01 de outubro de 2010 | 10h17

Depois do debate mais do que monótono de ontem, fiquei me perguntando: será que alguém muda o voto depois de ver esses candidatos todos na retranca diante da TV? Não sei. Suspeito que não e que tudo já estará definido. Domingo saberemos.

Acho que o debate ficou ruim porque todos (incluindo Plínio) estavam mais preocupados em não errar do que em acertar. Era como um jogo de futebol muito defensivo, com os dois times querendo terminar em 0 a 0, e o mais rápido possível. Até entendo essa atitude por parte de Dilma, que está na dianteira. Só teria a perder com um confronto de conseqüências imprevisíveis. Mas e Marina? E o Serra? E mesmo Plínio? Por que não ousaram mais? O que teriam a perder, nesta altura do campeonato?

Mas, enfim, falando em debates, li um negócio interessante outro dia. Vocês sabem que o modelo de todos os debates, aquele que cristalizou em nossas cabeças a ideia de que uma discussão pela TV pode definir o rumo das eleições, foi aquele entre John Kennedy e Richard Nixon. Dizem que, mais do que o conteúdo, foi a forma a decidir o jogo em favor de Kennedy. Ele olhava firmemente para a câmera (quer dizer, para os olhos do espectador), sorria, exprimia-se com frases curtas e diretas. Parecia seguro de si. Sincero. Enquanto isso, seu adversário olhava de lado, tropeçava nas palavras, gaguejava e se perdia em frases longas. Parecia mentir. O público votou em quem lhe passava mais a sensação de verdade.
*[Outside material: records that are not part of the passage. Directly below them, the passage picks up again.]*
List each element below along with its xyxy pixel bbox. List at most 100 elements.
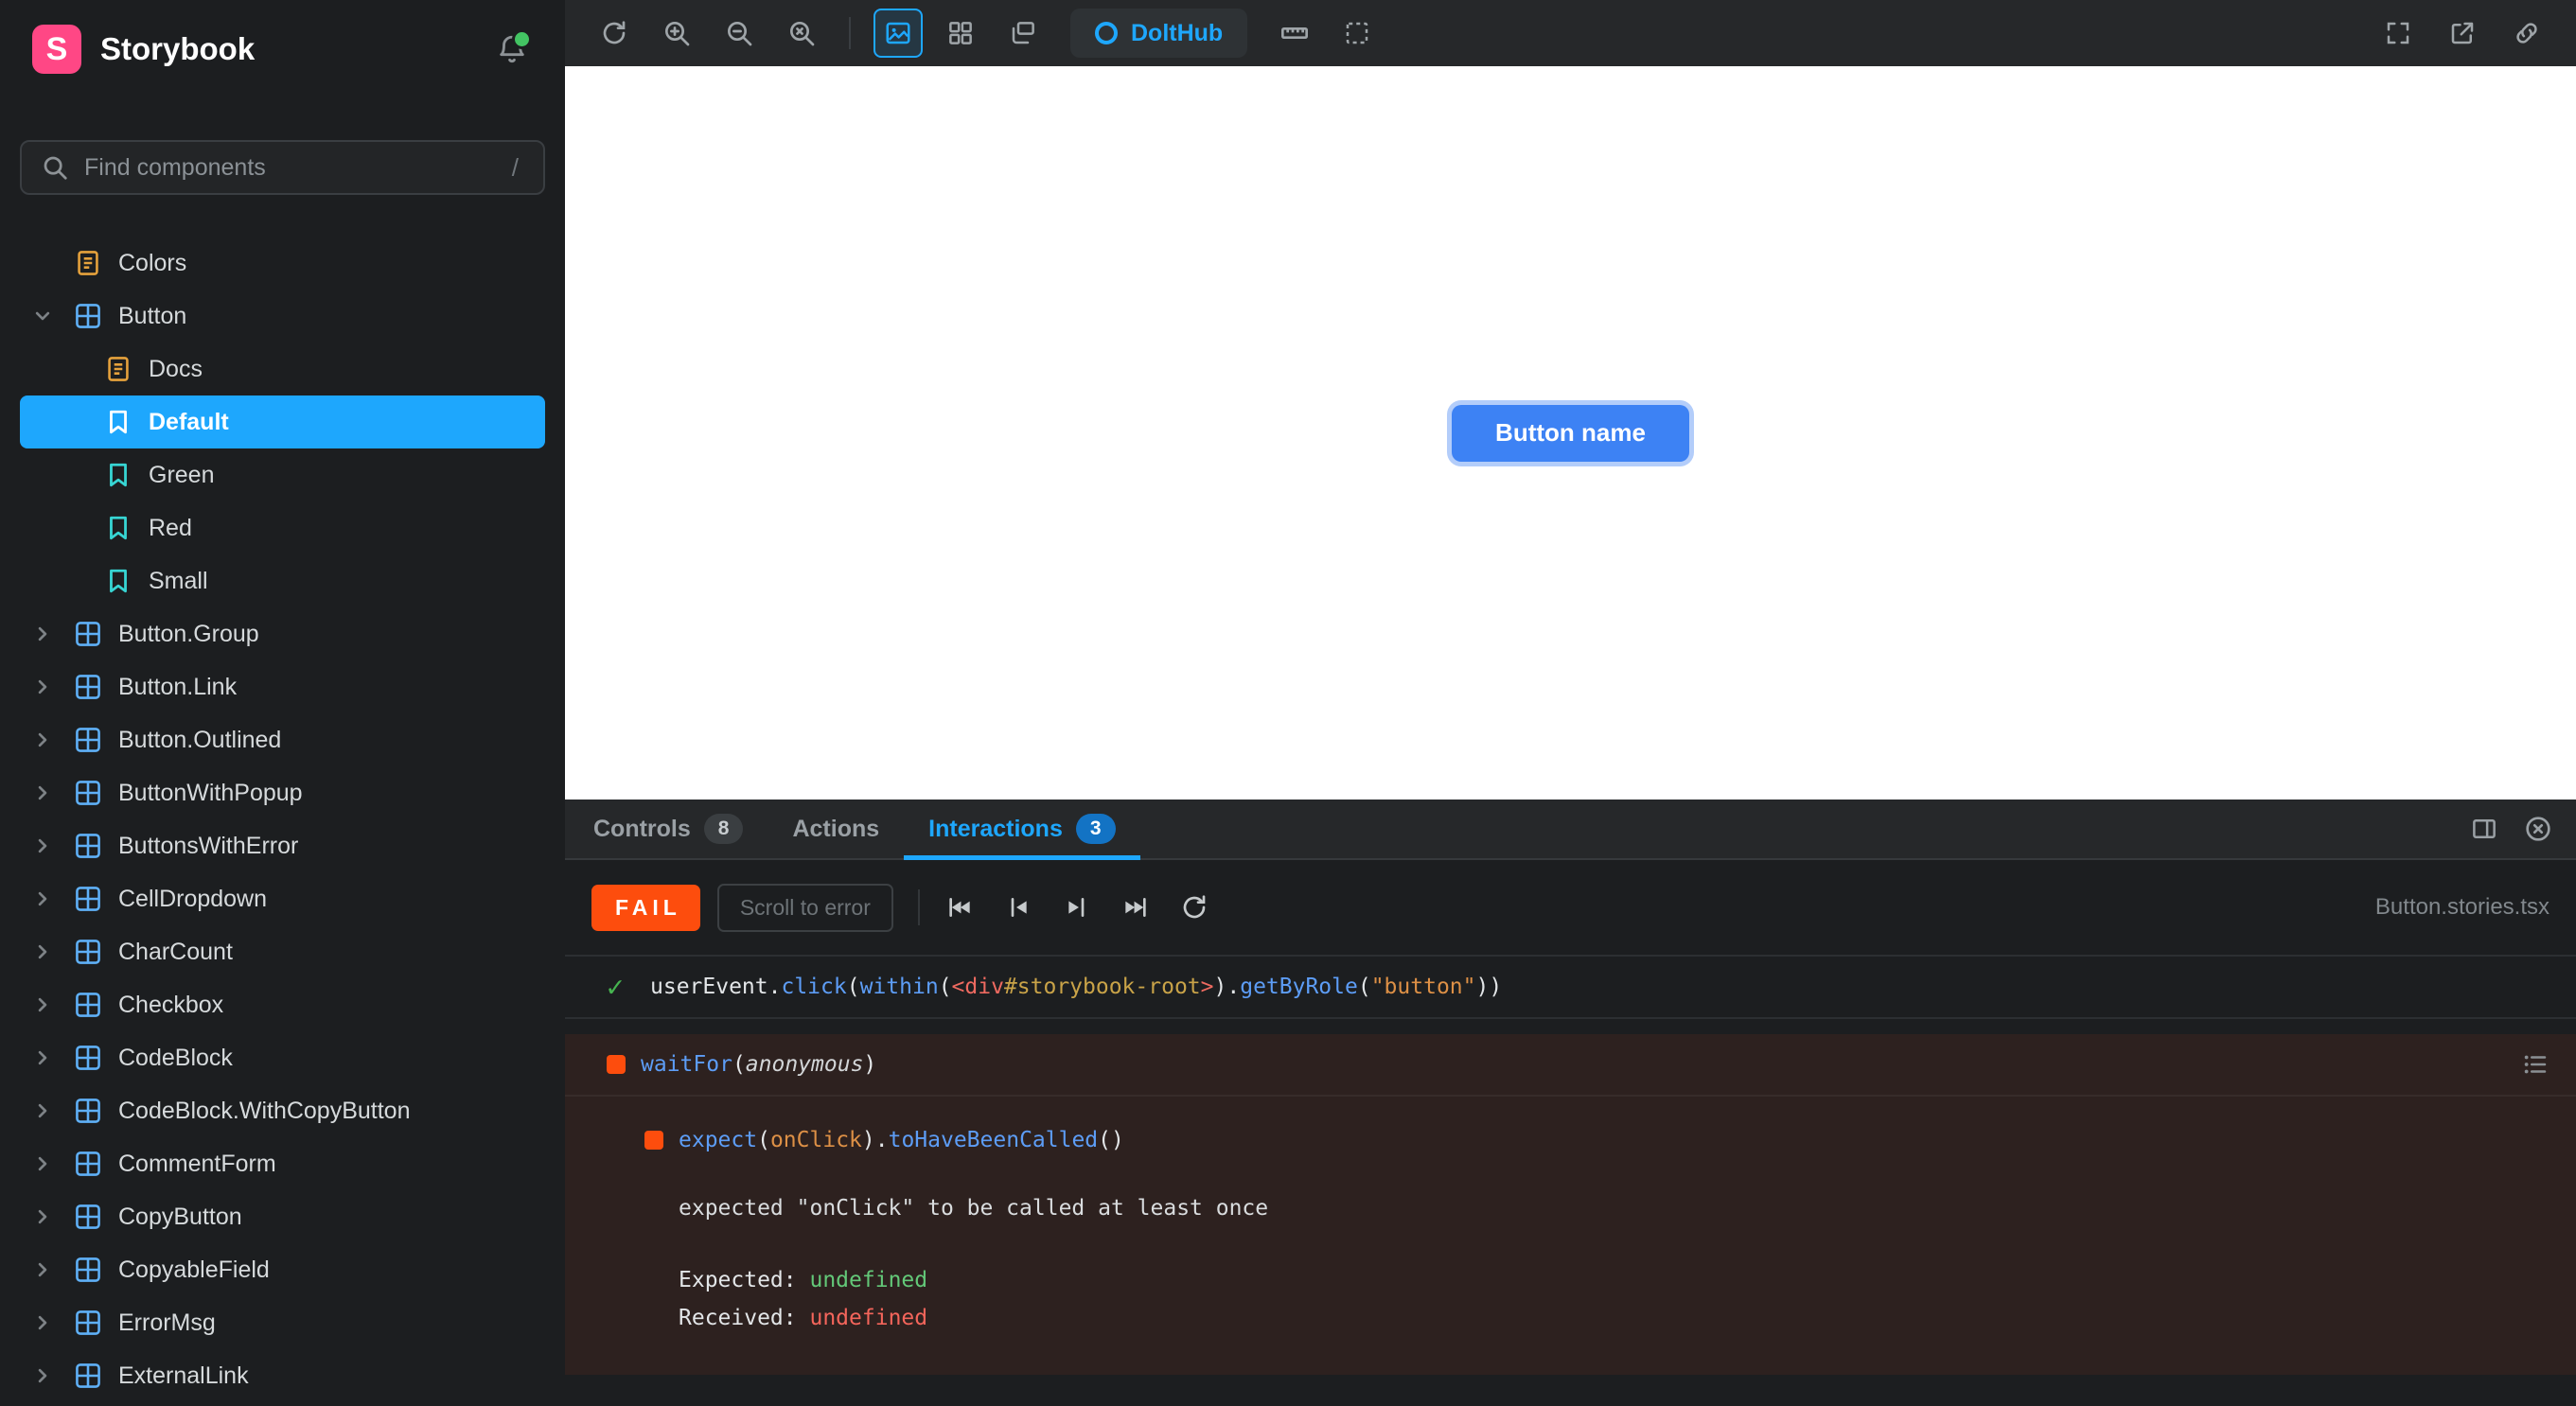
chevron-right-icon[interactable]: [33, 836, 71, 855]
sidebar-item-docs[interactable]: Docs: [20, 343, 545, 395]
toolbar-divider: [849, 17, 851, 49]
error-message: expected "onClick" to be called at least…: [679, 1196, 1269, 1221]
sidebar-item-label: Docs: [149, 355, 203, 382]
search-input[interactable]: [82, 152, 506, 183]
copy-link-icon[interactable]: [2502, 9, 2551, 58]
outline-tool-icon[interactable]: [1332, 9, 1382, 58]
step-forward-icon[interactable]: [1062, 892, 1092, 923]
storybook-logo[interactable]: S: [32, 25, 81, 74]
sidebar-item-charcount[interactable]: CharCount: [20, 925, 545, 978]
chevron-right-icon[interactable]: [33, 1207, 71, 1226]
sidebar-item-label: Button: [118, 302, 187, 329]
chevron-right-icon[interactable]: [33, 1313, 71, 1332]
chevron-right-icon[interactable]: [33, 677, 71, 696]
open-external-icon[interactable]: [2438, 9, 2487, 58]
chevron-right-icon[interactable]: [33, 730, 71, 749]
panel-position-icon[interactable]: [2470, 815, 2498, 843]
chevron-right-icon[interactable]: [33, 1101, 71, 1120]
sidebar-item-green[interactable]: Green: [20, 448, 545, 501]
go-to-start-icon[interactable]: [944, 892, 975, 923]
zoom-reset-icon[interactable]: [777, 9, 826, 58]
tab-interactions[interactable]: Interactions 3: [904, 800, 1140, 860]
sidebar-item-checkbox[interactable]: Checkbox: [20, 978, 545, 1031]
sidebar-item-button-group[interactable]: Button.Group: [20, 607, 545, 660]
story-button[interactable]: Button name: [1452, 404, 1689, 462]
dolthub-logo-icon: [1095, 22, 1118, 44]
list-icon[interactable]: [2521, 1050, 2550, 1079]
component-icon: [71, 723, 105, 757]
sidebar-item-codeblock[interactable]: CodeBlock: [20, 1031, 545, 1084]
sidebar-item-label: Red: [149, 514, 192, 541]
background-tool-icon[interactable]: [873, 9, 923, 58]
grid-tool-icon[interactable]: [936, 9, 985, 58]
chevron-right-icon[interactable]: [33, 1154, 71, 1173]
zoom-out-icon[interactable]: [715, 9, 764, 58]
search-shortcut: /: [511, 152, 519, 182]
step-back-icon[interactable]: [1003, 892, 1033, 923]
sidebar-item-externallink[interactable]: ExternalLink: [20, 1349, 545, 1402]
chevron-right-icon[interactable]: [33, 889, 71, 908]
chevron-right-icon[interactable]: [33, 783, 71, 802]
rerun-icon[interactable]: [1179, 892, 1209, 923]
sidebar-item-buttonwithpopup[interactable]: ButtonWithPopup: [20, 766, 545, 819]
tab-label: Controls: [593, 815, 691, 842]
sidebar-item-errormsg[interactable]: ErrorMsg: [20, 1296, 545, 1349]
sidebar-item-button-link[interactable]: Button.Link: [20, 660, 545, 713]
interaction-code: waitFor(anonymous): [641, 1052, 877, 1077]
scroll-to-error-button[interactable]: Scroll to error: [716, 883, 893, 932]
sidebar-tree: Colors Button Docs Default Green Red Small Butt…: [0, 237, 565, 1406]
viewport-tool-icon[interactable]: [998, 9, 1048, 58]
sidebar-item-label: Green: [149, 461, 215, 488]
sidebar-item-button-outlined[interactable]: Button.Outlined: [20, 713, 545, 766]
notifications-icon[interactable]: [491, 28, 533, 70]
check-icon: ✓: [607, 970, 625, 1004]
sidebar-item-default[interactable]: Default: [20, 395, 545, 448]
sidebar-item-codeblock-withcopybutton[interactable]: CodeBlock.WithCopyButton: [20, 1084, 545, 1137]
interaction-step-passed[interactable]: ✓ userEvent.click(within(<div#storybook-…: [565, 957, 2576, 1019]
chevron-right-icon[interactable]: [33, 995, 71, 1014]
fail-marker-icon: [644, 1131, 663, 1150]
bookmark-icon: [101, 511, 135, 545]
story-file-name: Button.stories.tsx: [2374, 894, 2550, 920]
sidebar-item-button[interactable]: Button: [20, 290, 545, 343]
sidebar-item-label: CommentForm: [118, 1150, 276, 1177]
sidebar-item-colors[interactable]: Colors: [20, 237, 545, 290]
search-box[interactable]: /: [20, 140, 545, 195]
sidebar: S Storybook / Colors Button Docs Default Gre…: [0, 0, 565, 1406]
stage: DoltHub Button name Controls 8 Actions I…: [565, 0, 2576, 1406]
sidebar-item-small[interactable]: Small: [20, 554, 545, 607]
sidebar-item-celldropdown[interactable]: CellDropdown: [20, 872, 545, 925]
sidebar-item-copyablefield[interactable]: CopyableField: [20, 1243, 545, 1296]
interaction-step-waitfor[interactable]: waitFor(anonymous): [565, 1034, 2576, 1097]
chevron-down-icon[interactable]: [33, 307, 71, 325]
status-badge: FAIL: [591, 884, 700, 931]
zoom-in-icon[interactable]: [652, 9, 701, 58]
sidebar-item-label: Small: [149, 567, 208, 594]
chevron-right-icon[interactable]: [33, 1048, 71, 1067]
sidebar-item-copybutton[interactable]: CopyButton: [20, 1190, 545, 1243]
sidebar-item-red[interactable]: Red: [20, 501, 545, 554]
interaction-step-expect[interactable]: expect(onClick).toHaveBeenCalled(): [565, 1114, 2576, 1167]
sidebar-item-label: CharCount: [118, 938, 233, 965]
tab-controls[interactable]: Controls 8: [569, 800, 768, 858]
theme-switcher-label: DoltHub: [1131, 19, 1224, 46]
chevron-right-icon[interactable]: [33, 1260, 71, 1279]
remount-icon[interactable]: [590, 9, 639, 58]
chevron-right-icon[interactable]: [33, 624, 71, 643]
sidebar-item-commentform[interactable]: CommentForm: [20, 1137, 545, 1190]
theme-switcher-button[interactable]: DoltHub: [1070, 9, 1248, 58]
sidebar-item-buttonswitherror[interactable]: ButtonsWithError: [20, 819, 545, 872]
expected-line: Expected: undefined: [679, 1268, 928, 1292]
component-icon: [71, 935, 105, 969]
fullscreen-icon[interactable]: [2373, 9, 2423, 58]
sidebar-item-label: ButtonsWithError: [118, 832, 299, 859]
addon-panel: Controls 8 Actions Interactions 3 FAIL S…: [565, 800, 2576, 1406]
assertion-error: expected "onClick" to be called at least…: [565, 1189, 2576, 1337]
chevron-right-icon[interactable]: [33, 942, 71, 961]
close-panel-icon[interactable]: [2523, 814, 2553, 844]
go-to-end-icon[interactable]: [1120, 892, 1151, 923]
tab-actions[interactable]: Actions: [768, 800, 904, 858]
chevron-right-icon[interactable]: [33, 1366, 71, 1385]
interaction-group-failed: waitFor(anonymous) expect(onClick).toHav…: [565, 1034, 2576, 1375]
measure-tool-icon[interactable]: [1270, 9, 1319, 58]
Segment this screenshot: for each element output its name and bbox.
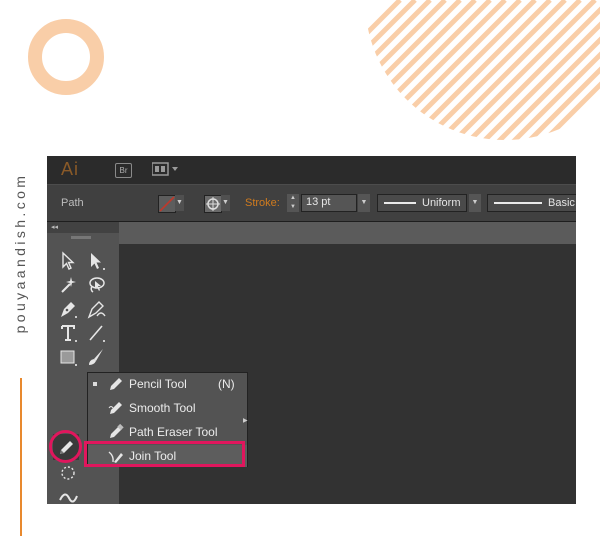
brush-line	[494, 202, 542, 204]
brush-definition-select[interactable]: Basic	[487, 194, 576, 212]
smooth-icon	[107, 399, 125, 417]
decorative-ring	[28, 19, 104, 95]
app-logo: Ai	[61, 159, 80, 179]
collapse-panel-icon[interactable]: ◂◂	[47, 222, 119, 233]
stroke-label[interactable]: Stroke:	[245, 197, 280, 209]
flyout-item-label: Pencil Tool	[129, 377, 187, 391]
flyout-item-path-eraser-tool[interactable]: Path Eraser Tool	[88, 421, 247, 443]
type-icon[interactable]	[57, 322, 79, 344]
document-tab-bar	[119, 222, 576, 244]
stroke-profile-line	[384, 202, 416, 204]
stroke-color-dropdown-icon[interactable]: ▼	[221, 195, 230, 211]
none-fill-icon	[159, 196, 175, 212]
watermark-site: pouyaandish.com	[12, 172, 28, 333]
direct-selection-icon[interactable]	[85, 250, 107, 272]
stroke-swatch[interactable]	[204, 195, 222, 213]
magic-wand-icon[interactable]	[57, 274, 79, 296]
line-icon[interactable]	[85, 322, 107, 344]
selection-type-label: Path	[61, 197, 84, 209]
fill-swatch[interactable]	[158, 195, 176, 213]
pen-icon[interactable]	[57, 298, 79, 320]
brush-definition-value: Basic	[548, 197, 575, 209]
illustrator-window: Ai Br Path ▼ ▼ Stroke: ▲ ▼ 13 pt ▼ Unifo…	[47, 156, 576, 504]
rectangle-icon[interactable]	[57, 346, 79, 368]
flyout-item-label: Smooth Tool	[129, 401, 196, 415]
stroke-weight-dropdown-icon[interactable]: ▼	[358, 194, 370, 212]
variable-width-profile-select[interactable]: Uniform	[377, 194, 467, 212]
paintbrush-icon[interactable]	[85, 346, 107, 368]
profile-dropdown-icon[interactable]: ▼	[469, 194, 481, 212]
flyout-item-shortcut: (N)	[218, 377, 235, 391]
lasso-icon[interactable]	[85, 274, 107, 296]
fill-dropdown-icon[interactable]: ▼	[175, 195, 184, 211]
flyout-item-label: Path Eraser Tool	[129, 425, 218, 439]
pencil-highlight-circle	[49, 430, 82, 463]
accent-line	[20, 378, 22, 536]
width-icon[interactable]	[57, 486, 79, 504]
variable-width-profile-value: Uniform	[422, 197, 461, 209]
pencil-icon	[107, 375, 125, 393]
application-bar: Ai Br	[47, 156, 576, 184]
stroke-weight-input[interactable]: 13 pt	[301, 194, 357, 212]
flyout-tearoff-arrow[interactable]: ▶	[243, 417, 248, 424]
control-panel: Path ▼ ▼ Stroke: ▲ ▼ 13 pt ▼ Uniform ▼ Ba…	[47, 184, 576, 222]
eraser-icon[interactable]	[57, 462, 79, 484]
selection-icon[interactable]	[57, 250, 79, 272]
join-tool-highlight-box	[84, 441, 245, 467]
curvature-icon[interactable]	[85, 298, 107, 320]
stroke-weight-stepper[interactable]: ▲ ▼	[287, 194, 299, 212]
path-eraser-icon	[107, 423, 125, 441]
watermark-text: pouyaandish.com	[8, 150, 32, 355]
bridge-button[interactable]: Br	[115, 163, 132, 178]
flyout-item-smooth-tool[interactable]: Smooth Tool	[88, 397, 247, 419]
flyout-item-pencil-tool[interactable]: Pencil Tool (N)	[88, 373, 247, 395]
selected-tool-bullet	[93, 382, 97, 386]
arrange-documents-icon[interactable]	[151, 162, 180, 181]
panel-grip[interactable]	[71, 236, 91, 239]
stroke-color-icon	[206, 197, 220, 211]
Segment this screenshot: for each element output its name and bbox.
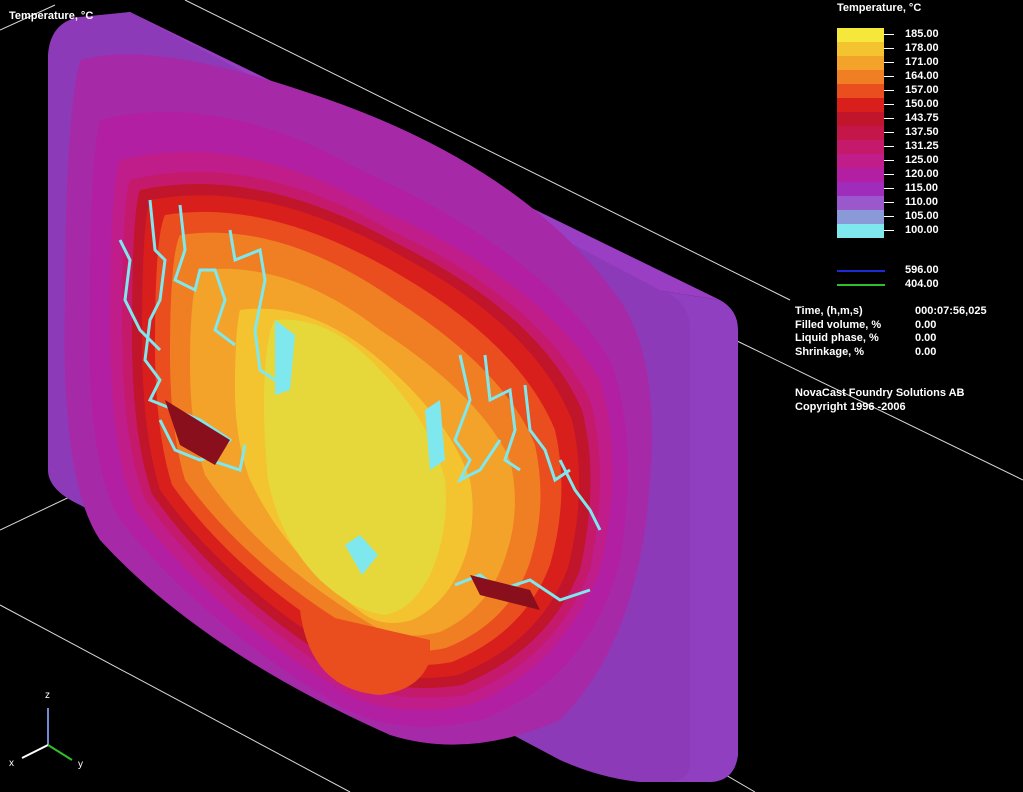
legend-value: 131.25 <box>905 140 939 152</box>
legend-value: 150.00 <box>905 98 939 110</box>
legend-value: 143.75 <box>905 112 939 124</box>
info-value: 0.00 <box>915 332 937 344</box>
legend-line-swatch <box>837 270 885 272</box>
axis-z-label: z <box>45 690 50 701</box>
legend-value: 105.00 <box>905 210 939 222</box>
legend-value: 137.50 <box>905 126 939 138</box>
legend-value: 125.00 <box>905 154 939 166</box>
legend-swatch <box>837 98 884 112</box>
legend-value: 120.00 <box>905 168 939 180</box>
legend-swatch <box>837 56 884 70</box>
legend-band: 157.00 <box>837 84 977 98</box>
axes-gizmo <box>21 708 73 761</box>
legend-swatch <box>837 168 884 182</box>
legend-band: 125.00 <box>837 154 977 168</box>
legend-value: 157.00 <box>905 84 939 96</box>
axis-y-label: y <box>78 759 83 770</box>
info-label: Liquid phase, % <box>795 332 879 344</box>
legend-value: 164.00 <box>905 70 939 82</box>
legend-title: Temperature, °C <box>837 2 922 14</box>
legend-line-value: 404.00 <box>905 278 939 290</box>
legend-band: 105.00 <box>837 210 977 224</box>
info-row-shrinkage: Shrinkage, % 0.00 <box>795 346 1005 360</box>
info-row-filled-volume: Filled volume, % 0.00 <box>795 319 1005 333</box>
legend-swatch <box>837 28 884 42</box>
legend-swatch <box>837 112 884 126</box>
view-title: Temperature, °C <box>9 10 94 22</box>
legend-value: 110.00 <box>905 196 939 208</box>
legend-value: 100.00 <box>905 224 939 236</box>
legend-band: 178.00 <box>837 42 977 56</box>
legend-swatch <box>837 224 884 238</box>
legend-value: 185.00 <box>905 28 939 40</box>
legend-swatch <box>837 140 884 154</box>
company-name: NovaCast Foundry Solutions AB <box>795 387 965 399</box>
legend-line-entry: 596.00 <box>837 264 987 278</box>
info-value: 0.00 <box>915 346 937 358</box>
legend-value: 171.00 <box>905 56 939 68</box>
legend-band: 131.25 <box>837 140 977 154</box>
legend-line-entry: 404.00 <box>837 278 987 292</box>
legend-band: 110.00 <box>837 196 977 210</box>
legend-band: 185.00 <box>837 28 977 42</box>
info-value: 000:07:56,025 <box>915 305 987 317</box>
legend-line-swatch <box>837 284 885 286</box>
info-label: Time, (h,m,s) <box>795 305 863 317</box>
legend-value: 178.00 <box>905 42 939 54</box>
legend-band: 100.00 <box>837 224 977 238</box>
info-row-liquid-phase: Liquid phase, % 0.00 <box>795 332 1005 346</box>
legend-swatch <box>837 196 884 210</box>
legend-band: 164.00 <box>837 70 977 84</box>
legend-band: 171.00 <box>837 56 977 70</box>
legend-band: 115.00 <box>837 182 977 196</box>
legend-swatch <box>837 70 884 84</box>
info-row-time: Time, (h,m,s) 000:07:56,025 <box>795 305 1005 319</box>
legend-band: 137.50 <box>837 126 977 140</box>
info-value: 0.00 <box>915 319 937 331</box>
legend-swatch <box>837 84 884 98</box>
legend-swatch <box>837 126 884 140</box>
axis-x-label: x <box>9 758 14 769</box>
legend-band: 120.00 <box>837 168 977 182</box>
legend-line-value: 596.00 <box>905 264 939 276</box>
info-label: Filled volume, % <box>795 319 882 331</box>
info-label: Shrinkage, % <box>795 346 865 358</box>
legend-swatch <box>837 210 884 224</box>
legend-swatch <box>837 154 884 168</box>
legend-band: 150.00 <box>837 98 977 112</box>
legend-band: 143.75 <box>837 112 977 126</box>
legend-swatch <box>837 42 884 56</box>
copyright-text: Copyright 1996 -2006 <box>795 401 906 413</box>
legend-swatch <box>837 182 884 196</box>
legend-value: 115.00 <box>905 182 939 194</box>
Os dois estilos exprimiam as personalidades diferentes dos dois homens? Em termos. Outro dia fiquei sabendo que uma pessoa aconselhara discretamente o candidato Kennedy sobre a melhor maneira de se comportar diante das câmeras. Quem? Um certo Arthur Penn, diretor de Bonnie & Clyde, que morreu nesta semana mesmo. Estão surpresos? Eu também fiquei.